6. Adaptive Temperature (1 constant)
Routing temperature
T = 1 / numChildrenSoftmax temperature in chain search adapts to the branching factor at each routing step. More children means more decisive routing to avoid probability dilution. For 5 children T=0.2, for 10 children T=0.1. This matches empirically effective ranges without imposing a fixed constant.
7. Display Preferences (2 constants)
GOOD_THRESHOLD — currently 0.7
What: Score at or above this is displayed in green with "Strong structural fit."
MODERATE_THRESHOLD — currently 0.4
What: Score at or above this is displayed in yellow with "Moderate structural fit." Below is red with "Weak structural fit."
Why they're here: These don't affect analysis — they only control terminal colors and verdict text. They're presentation preferences, not algorithmic thresholds.

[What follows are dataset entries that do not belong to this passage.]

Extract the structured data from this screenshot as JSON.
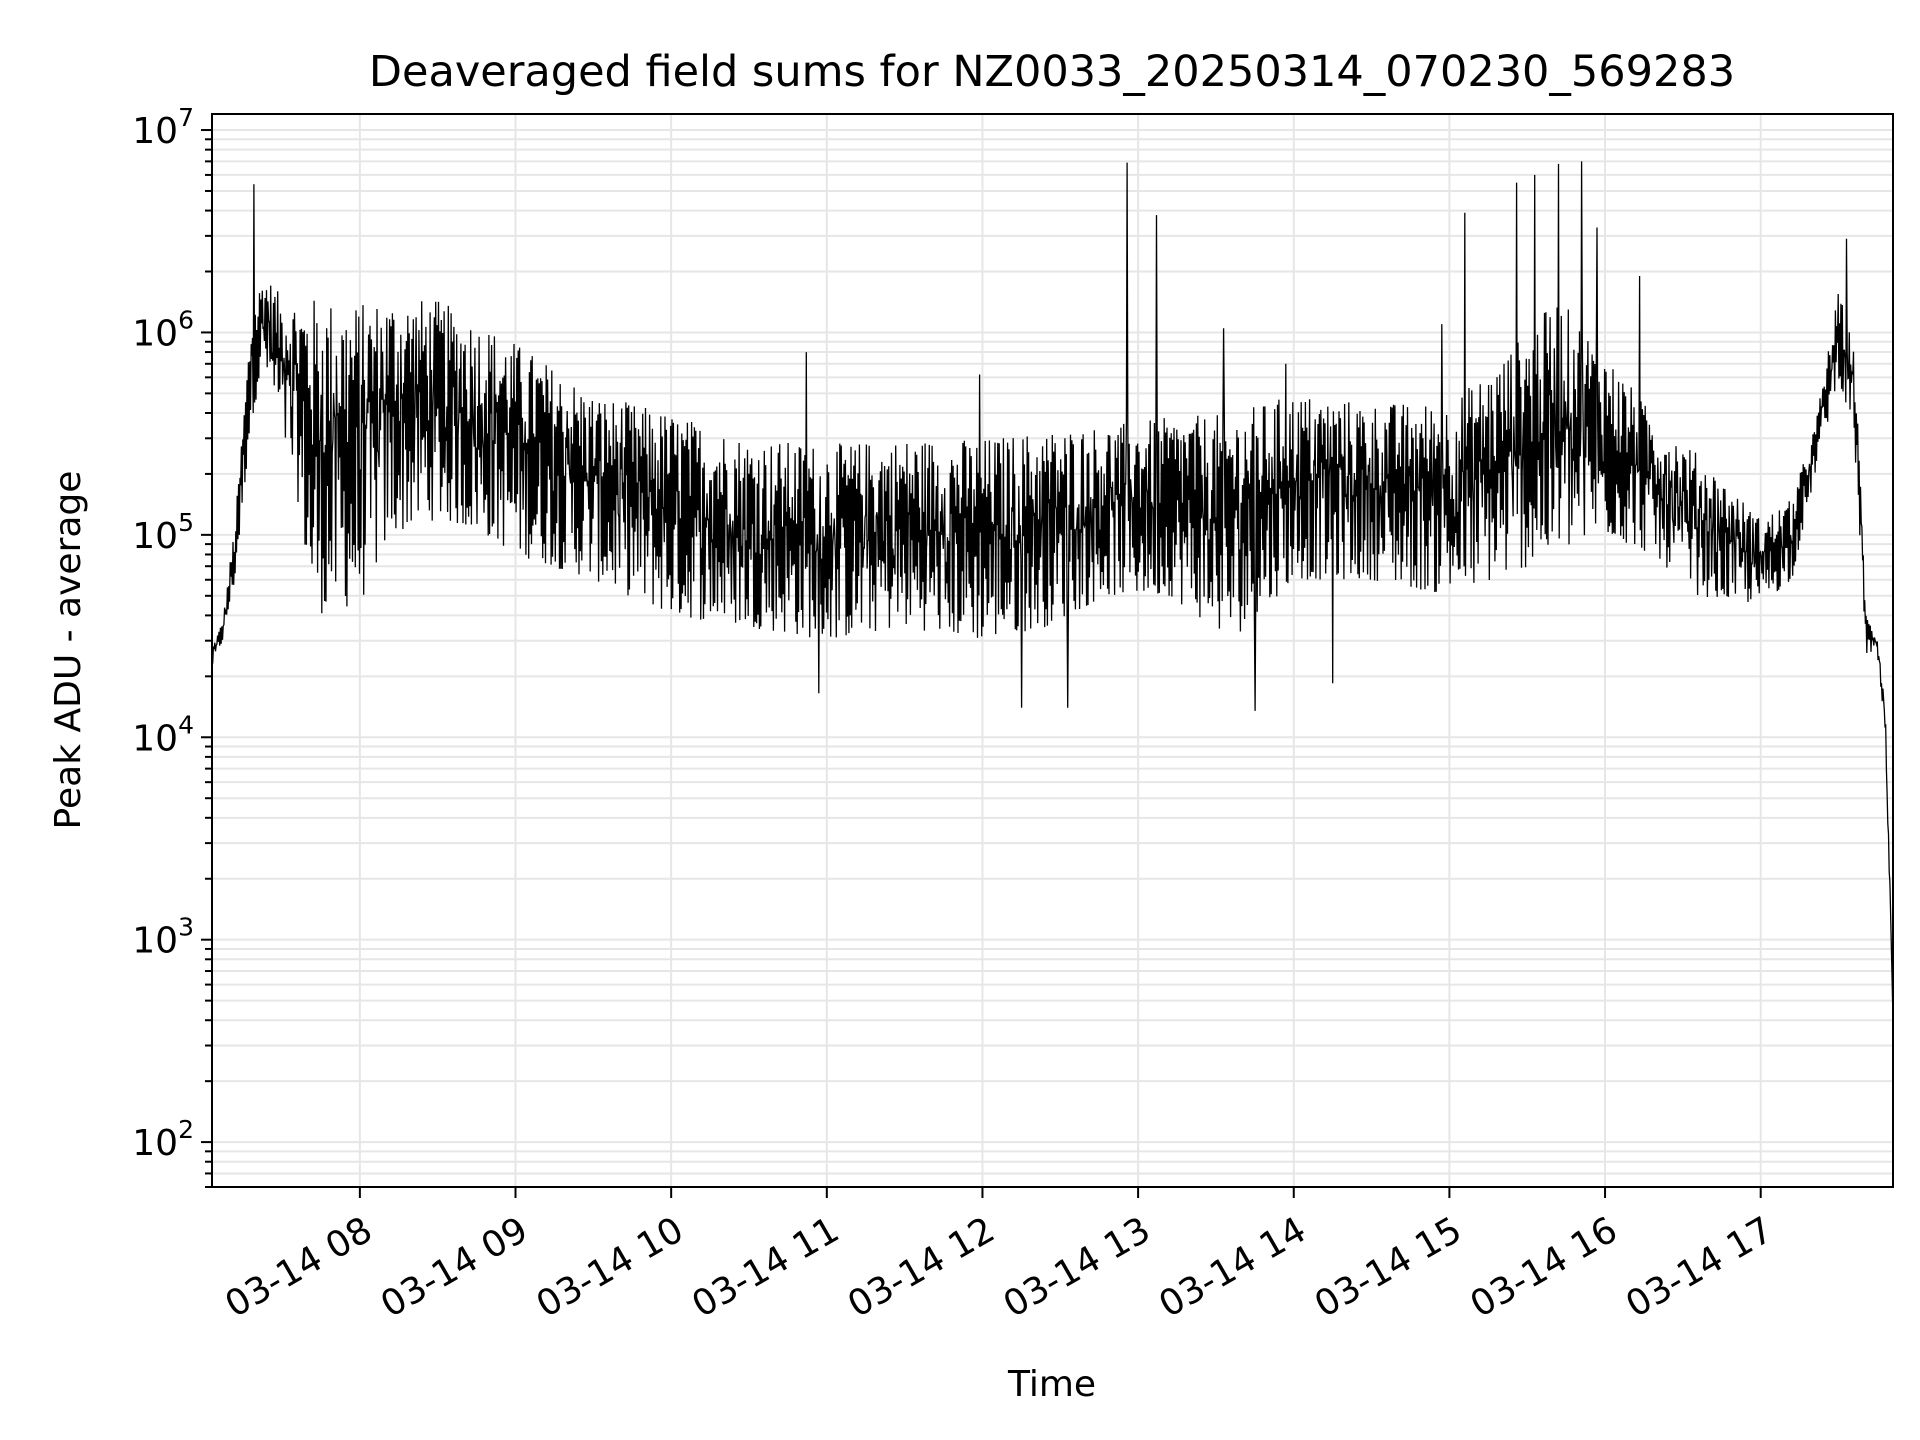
{
  "chart_data": {
    "type": "line",
    "title": "Deaveraged field sums for NZ0033_20250314_070230_569283",
    "xlabel": "Time",
    "ylabel": "Peak ADU - average",
    "yscale": "log",
    "xlim": [
      "03-14 07:03",
      "03-14 17:51"
    ],
    "ylim": [
      60,
      12000000
    ],
    "grid": true,
    "line_color": "#000000",
    "x_ticks": [
      {
        "label": "03-14 08",
        "hour": 8
      },
      {
        "label": "03-14 09",
        "hour": 9
      },
      {
        "label": "03-14 10",
        "hour": 10
      },
      {
        "label": "03-14 11",
        "hour": 11
      },
      {
        "label": "03-14 12",
        "hour": 12
      },
      {
        "label": "03-14 13",
        "hour": 13
      },
      {
        "label": "03-14 14",
        "hour": 14
      },
      {
        "label": "03-14 15",
        "hour": 15
      },
      {
        "label": "03-14 16",
        "hour": 16
      },
      {
        "label": "03-14 17",
        "hour": 17
      }
    ],
    "y_ticks": [
      {
        "base": "10",
        "exp": "2",
        "value": 100
      },
      {
        "base": "10",
        "exp": "3",
        "value": 1000
      },
      {
        "base": "10",
        "exp": "4",
        "value": 10000
      },
      {
        "base": "10",
        "exp": "5",
        "value": 100000
      },
      {
        "base": "10",
        "exp": "6",
        "value": 1000000
      },
      {
        "base": "10",
        "exp": "7",
        "value": 10000000
      }
    ],
    "series": [
      {
        "x_unit": "hour of 03-14",
        "envelope": [
          {
            "t": 7.05,
            "lo": 22000,
            "hi": 28000
          },
          {
            "t": 7.12,
            "lo": 30000,
            "hi": 38000
          },
          {
            "t": 7.2,
            "lo": 60000,
            "hi": 120000
          },
          {
            "t": 7.3,
            "lo": 350000,
            "hi": 1200000
          },
          {
            "t": 7.38,
            "lo": 700000,
            "hi": 2000000
          },
          {
            "t": 7.5,
            "lo": 300000,
            "hi": 1500000
          },
          {
            "t": 7.6,
            "lo": 150000,
            "hi": 1500000
          },
          {
            "t": 7.7,
            "lo": 40000,
            "hi": 1500000
          },
          {
            "t": 8.0,
            "lo": 45000,
            "hi": 1400000
          },
          {
            "t": 8.2,
            "lo": 100000,
            "hi": 1500000
          },
          {
            "t": 8.5,
            "lo": 120000,
            "hi": 1450000
          },
          {
            "t": 8.8,
            "lo": 100000,
            "hi": 1100000
          },
          {
            "t": 9.0,
            "lo": 80000,
            "hi": 900000
          },
          {
            "t": 9.5,
            "lo": 60000,
            "hi": 500000
          },
          {
            "t": 10.0,
            "lo": 40000,
            "hi": 400000
          },
          {
            "t": 10.5,
            "lo": 35000,
            "hi": 300000
          },
          {
            "t": 11.0,
            "lo": 30000,
            "hi": 280000
          },
          {
            "t": 11.5,
            "lo": 35000,
            "hi": 300000
          },
          {
            "t": 12.0,
            "lo": 30000,
            "hi": 300000
          },
          {
            "t": 12.4,
            "lo": 35000,
            "hi": 330000
          },
          {
            "t": 12.8,
            "lo": 50000,
            "hi": 350000
          },
          {
            "t": 13.2,
            "lo": 50000,
            "hi": 380000
          },
          {
            "t": 13.6,
            "lo": 30000,
            "hi": 400000
          },
          {
            "t": 14.0,
            "lo": 60000,
            "hi": 500000
          },
          {
            "t": 14.5,
            "lo": 60000,
            "hi": 450000
          },
          {
            "t": 15.0,
            "lo": 50000,
            "hi": 450000
          },
          {
            "t": 15.3,
            "lo": 60000,
            "hi": 700000
          },
          {
            "t": 15.7,
            "lo": 80000,
            "hi": 1500000
          },
          {
            "t": 16.0,
            "lo": 100000,
            "hi": 800000
          },
          {
            "t": 16.3,
            "lo": 80000,
            "hi": 400000
          },
          {
            "t": 16.6,
            "lo": 50000,
            "hi": 250000
          },
          {
            "t": 17.0,
            "lo": 45000,
            "hi": 120000
          },
          {
            "t": 17.2,
            "lo": 60000,
            "hi": 150000
          },
          {
            "t": 17.35,
            "lo": 200000,
            "hi": 350000
          },
          {
            "t": 17.5,
            "lo": 600000,
            "hi": 1600000
          },
          {
            "t": 17.6,
            "lo": 300000,
            "hi": 900000
          },
          {
            "t": 17.68,
            "lo": 25000,
            "hi": 40000
          },
          {
            "t": 17.75,
            "lo": 25000,
            "hi": 32000
          },
          {
            "t": 17.8,
            "lo": 10000,
            "hi": 15000
          },
          {
            "t": 17.83,
            "lo": 1200,
            "hi": 2000
          }
        ],
        "spikes": [
          {
            "t": 7.32,
            "v": 5400000
          },
          {
            "t": 12.93,
            "v": 6900000
          },
          {
            "t": 13.12,
            "v": 3800000
          },
          {
            "t": 13.55,
            "v": 1050000
          },
          {
            "t": 15.1,
            "v": 3900000
          },
          {
            "t": 15.43,
            "v": 5500000
          },
          {
            "t": 15.55,
            "v": 6000000
          },
          {
            "t": 15.7,
            "v": 6800000
          },
          {
            "t": 15.85,
            "v": 7000000
          },
          {
            "t": 15.95,
            "v": 3300000
          },
          {
            "t": 16.22,
            "v": 1900000
          },
          {
            "t": 17.55,
            "v": 2900000
          },
          {
            "t": 10.87,
            "v": 800000
          },
          {
            "t": 11.98,
            "v": 620000
          },
          {
            "t": 14.95,
            "v": 1100000
          },
          {
            "t": 13.95,
            "v": 700000
          },
          {
            "t": 13.75,
            "v": 13500
          },
          {
            "t": 12.25,
            "v": 14000
          },
          {
            "t": 12.55,
            "v": 14000
          },
          {
            "t": 10.95,
            "v": 16500
          },
          {
            "t": 14.25,
            "v": 18500
          }
        ]
      }
    ]
  }
}
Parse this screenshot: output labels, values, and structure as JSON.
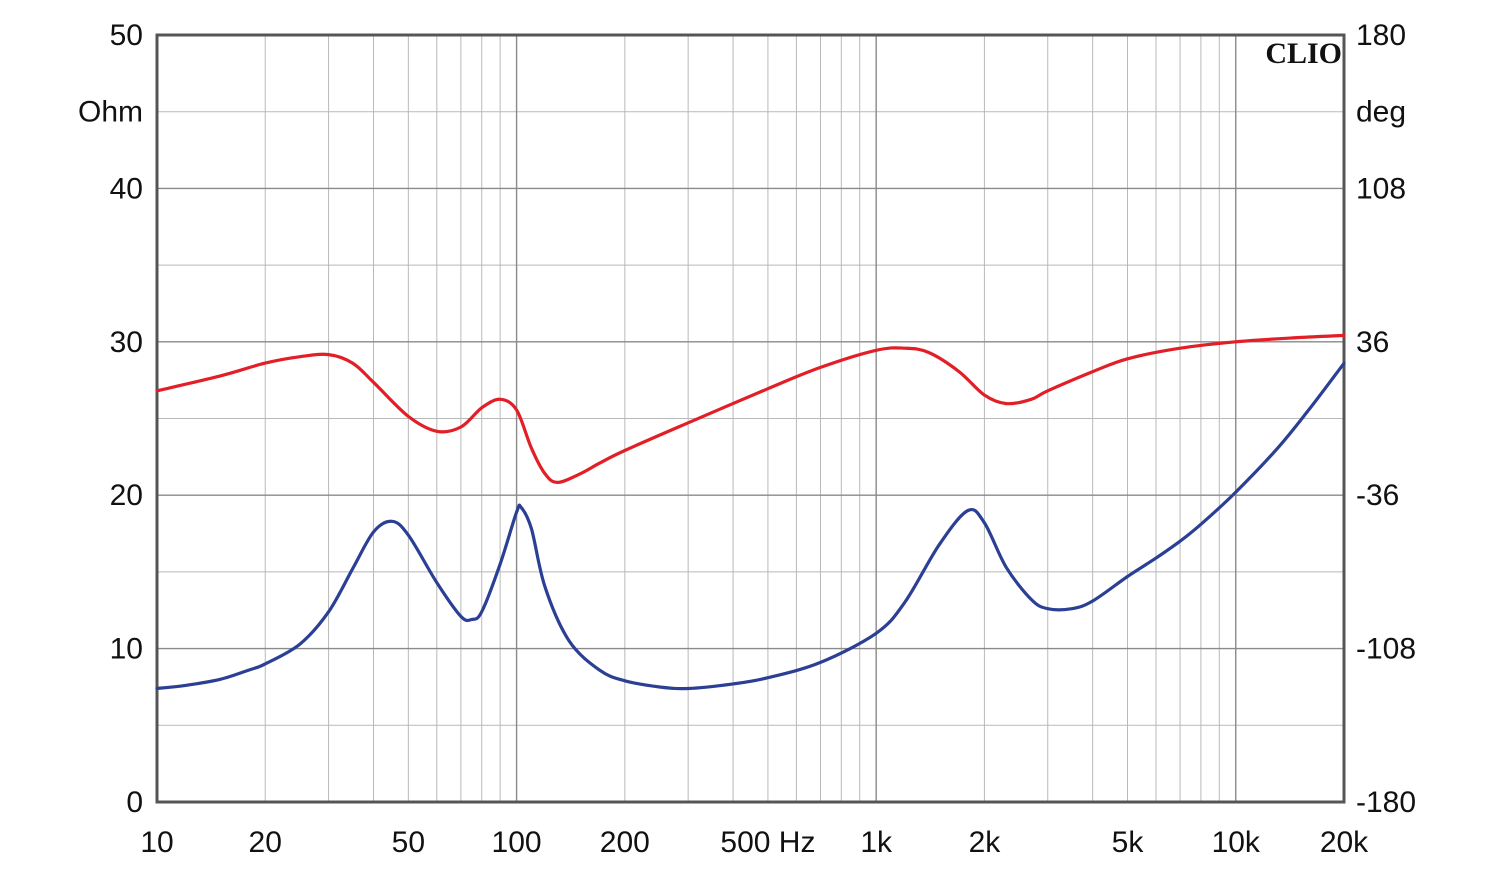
{
  "chart_data": {
    "type": "line",
    "brand": "CLIO",
    "x_scale": "log",
    "xlim": [
      10,
      20000
    ],
    "x_ticks": [
      {
        "value": 10,
        "label": "10"
      },
      {
        "value": 20,
        "label": "20"
      },
      {
        "value": 50,
        "label": "50"
      },
      {
        "value": 100,
        "label": "100"
      },
      {
        "value": 200,
        "label": "200"
      },
      {
        "value": 500,
        "label": "500 Hz"
      },
      {
        "value": 1000,
        "label": "1k"
      },
      {
        "value": 2000,
        "label": "2k"
      },
      {
        "value": 5000,
        "label": "5k"
      },
      {
        "value": 10000,
        "label": "10k"
      },
      {
        "value": 20000,
        "label": "20k"
      }
    ],
    "y_left": {
      "unit": "Ohm",
      "lim": [
        0,
        50
      ],
      "ticks": [
        0,
        10,
        20,
        30,
        40,
        50
      ]
    },
    "y_right": {
      "unit": "deg",
      "lim": [
        -180,
        180
      ],
      "ticks": [
        -180,
        -108,
        -36,
        36,
        108,
        180
      ]
    },
    "grid": true,
    "series": [
      {
        "axis": "left",
        "color": "#2b3f94",
        "points": [
          [
            10,
            7.4
          ],
          [
            12,
            7.6
          ],
          [
            15,
            8.0
          ],
          [
            18,
            8.6
          ],
          [
            20,
            9.0
          ],
          [
            25,
            10.3
          ],
          [
            30,
            12.4
          ],
          [
            35,
            15.2
          ],
          [
            40,
            17.6
          ],
          [
            45,
            18.3
          ],
          [
            50,
            17.4
          ],
          [
            60,
            14.3
          ],
          [
            70,
            12.1
          ],
          [
            75,
            11.9
          ],
          [
            80,
            12.4
          ],
          [
            90,
            15.5
          ],
          [
            100,
            18.9
          ],
          [
            103,
            19.2
          ],
          [
            110,
            17.8
          ],
          [
            120,
            14.0
          ],
          [
            140,
            10.5
          ],
          [
            170,
            8.6
          ],
          [
            200,
            7.9
          ],
          [
            250,
            7.5
          ],
          [
            300,
            7.4
          ],
          [
            400,
            7.7
          ],
          [
            500,
            8.1
          ],
          [
            700,
            9.1
          ],
          [
            1000,
            11.0
          ],
          [
            1200,
            13.0
          ],
          [
            1500,
            16.8
          ],
          [
            1800,
            19.0
          ],
          [
            2000,
            18.2
          ],
          [
            2300,
            15.3
          ],
          [
            2700,
            13.2
          ],
          [
            3000,
            12.6
          ],
          [
            3500,
            12.6
          ],
          [
            4000,
            13.1
          ],
          [
            5000,
            14.7
          ],
          [
            6000,
            15.9
          ],
          [
            7000,
            17.0
          ],
          [
            8000,
            18.1
          ],
          [
            10000,
            20.2
          ],
          [
            13000,
            23.0
          ],
          [
            16000,
            25.6
          ],
          [
            20000,
            28.6
          ]
        ]
      },
      {
        "axis": "right",
        "color": "#e21e26",
        "points": [
          [
            10,
            13
          ],
          [
            15,
            20
          ],
          [
            20,
            26
          ],
          [
            25,
            29
          ],
          [
            30,
            30
          ],
          [
            35,
            26
          ],
          [
            40,
            17
          ],
          [
            50,
            1
          ],
          [
            60,
            -6
          ],
          [
            70,
            -4
          ],
          [
            80,
            5
          ],
          [
            90,
            9
          ],
          [
            100,
            4
          ],
          [
            110,
            -14
          ],
          [
            120,
            -26
          ],
          [
            130,
            -30
          ],
          [
            150,
            -26
          ],
          [
            170,
            -21
          ],
          [
            200,
            -15
          ],
          [
            300,
            -2
          ],
          [
            500,
            14
          ],
          [
            700,
            24
          ],
          [
            1000,
            32
          ],
          [
            1200,
            33
          ],
          [
            1400,
            31
          ],
          [
            1700,
            22
          ],
          [
            2000,
            11
          ],
          [
            2300,
            7
          ],
          [
            2700,
            9
          ],
          [
            3000,
            13
          ],
          [
            4000,
            22
          ],
          [
            5000,
            28
          ],
          [
            7000,
            33
          ],
          [
            10000,
            36
          ],
          [
            15000,
            38
          ],
          [
            20000,
            39
          ]
        ]
      }
    ]
  }
}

How they resolve: Move to kural.config.json as user-configurable display settings. They stop being "unjustified constants in the algorithm" and become "UI defaults the user can change."
Summary
| Category | Count | Resolution |
|---|---|---|
Single tuning parameter (k) | 1 | User-controlled, governs all fences |
| Embedding weights (design intent) | 13 | Documented rationale, consistent pattern |
| Mathematical constants | 5 | Derived from formulas |
| Definitional constants | 4 | Follow from definitions |
| Self-calibrating from data | 7 | Fence or distribution stat computed at runtime via k |
| Adaptive | 1 | Computed per routing step from branching factor |
| Display preferences | 2 | Move to user config |
| Total | 33 | 1 tuning parameter, 0 unjustified constants |